The Oban Times

Making your food go extra mile in lockdown

- Kerry MacKay from the GRAB Trust dishes out some good advice on how to make the most of your food waste during the coronaviru­s for the second of our weekly recipe features.

You heard the news, we are in lockdown. Being a good citizen you plan to follow the rules and will save lives in doing so.

You stocked up on food to help see you through and felt a sense of reassuranc­e that whatever happens, you can eat. You planned to cook and freeze a load of meals to make things last.

But then reality set in, the kids need constant entertaini­ng, you still have to put in the hours for work, there’s more housework than ever, and not to mention the constant lure of social media to get your fix of socialisat­ion and a good dose of procrastin­ation.

You suddenly realise the days have flown by and a big chunk of that beautiful stockpile of food is alarmingly near their use-by dates. How can you possibly eat it all in time?

Let’s start here. Check the dates on the labels. Make sure you check the right date; ‘Best before’ is just a guide, the produce will be tastiest before the date shown but is still perfectly edible after it. ‘Use by’ is the one to watch, once passed this date the product may not be safe to eat.

Dig out the food that needs used in the next couple of days and lay it on the table. If things can be frozen, now’s the time. Freezing them will give you much longer to get round to using it.

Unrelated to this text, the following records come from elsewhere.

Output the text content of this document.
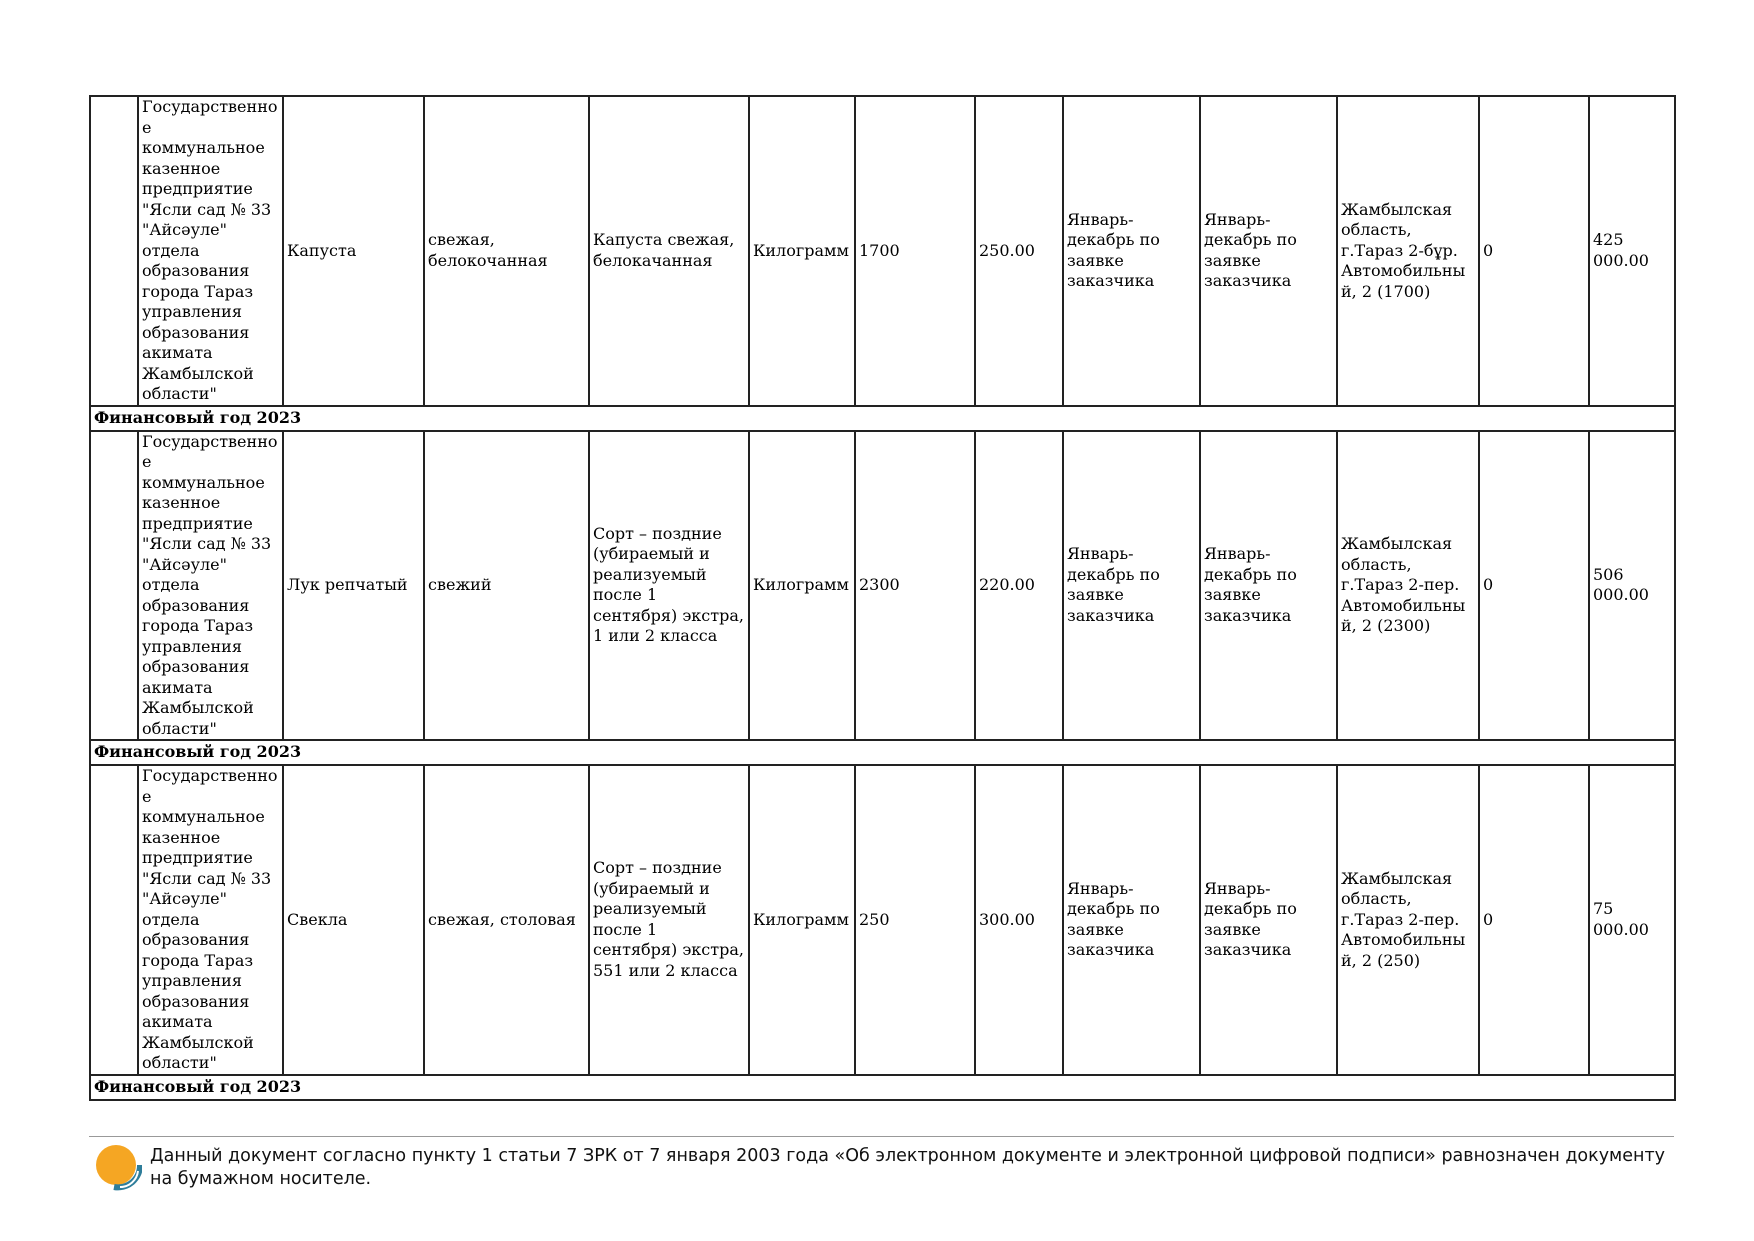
	Государственное коммунальное казенное предприятие "Ясли сад № 33 "Айсәуле" отдела образования города Тараз управления образования акимата Жамбылской области"	Капуста	свежая, белокочанная	Капуста свежая, белокачанная	Килограмм	1700	250.00	Январь-декабрь по заявке заказчика	Январь-декабрь по заявке заказчика	Жамбылская область, г.Тараз 2-бұр. Автомобильный, 2 (1700)	0	425 000.00
Финансовый год 2023												
	Государственное коммунальное казенное предприятие "Ясли сад № 33 "Айсәуле" отдела образования города Тараз управления образования акимата Жамбылской области"	Лук репчатый	свежий	Сорт – поздние (убираемый и реализуемый после 1 сентября) экстра, 1 или 2 класса	Килограмм	2300	220.00	Январь-декабрь по заявке заказчика	Январь-декабрь по заявке заказчика	Жамбылская область, г.Тараз 2-пер. Автомобильный, 2 (2300)	0	506 000.00
Финансовый год 2023												
	Государственное коммунальное казенное предприятие "Ясли сад № 33 "Айсәуле" отдела образования города Тараз управления образования акимата Жамбылской области"	Свекла	свежая, столовая	Сорт – поздние (убираемый и реализуемый после 1 сентября) экстра, 551 или 2 класса	Килограмм	250	300.00	Январь-декабрь по заявке заказчика	Январь-декабрь по заявке заказчика	Жамбылская область, г.Тараз 2-пер. Автомобильный, 2 (250)	0	75 000.00
Финансовый год 2023												
Данный документ согласно пункту 1 статьи 7 ЗРК от 7 января 2003 года «Об электронном документе и электронной цифровой подписи» равнозначен документу на бумажном носителе.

So what’s left on the table? Maybe a bag of salad that’s gone a little slimy in the corner, some stale bread, a few sprouting potatoes... What on earth can you make out of that?

My favourite way to use up stale bread is good old eggy bread.

Leftover mashed potatoes? Make some quick and easy potato scones.

Cooking in bulk is a great effort saver too. Soups and stews are ideal for bulk cooking then freeze in convenient portions for when you don’t feel like cooking.

So there you have it, single out the produce that really needs used, freeze what you can, find a few recipes that tickle your taste buds, cook in bulk, and freeze for later.

Get the children to help, too, cooking is a valuable life skill in surprising­ly short supply. The perfect way to combine home schooling with housework. Stay safe and have fun cooking!

Eggy bread

2 medium eggs

1 tablespoon milk

2 slices of white or brown bread 1 tablespoon butter

Lightly beat the egg in a shallow bowl along with the milk. Season with salt and black pepper.

Dip each slice of bread into the egg mixture, making sure it has soaked up all of the liquid. Heat a frying pan over a medium heat and add the butter. Swirl the butter around the pan and when it’s beginning to foam, add the bread and fry on each side for until golden brown.

Transfer to a plate and serve with crispy bacon or fruit.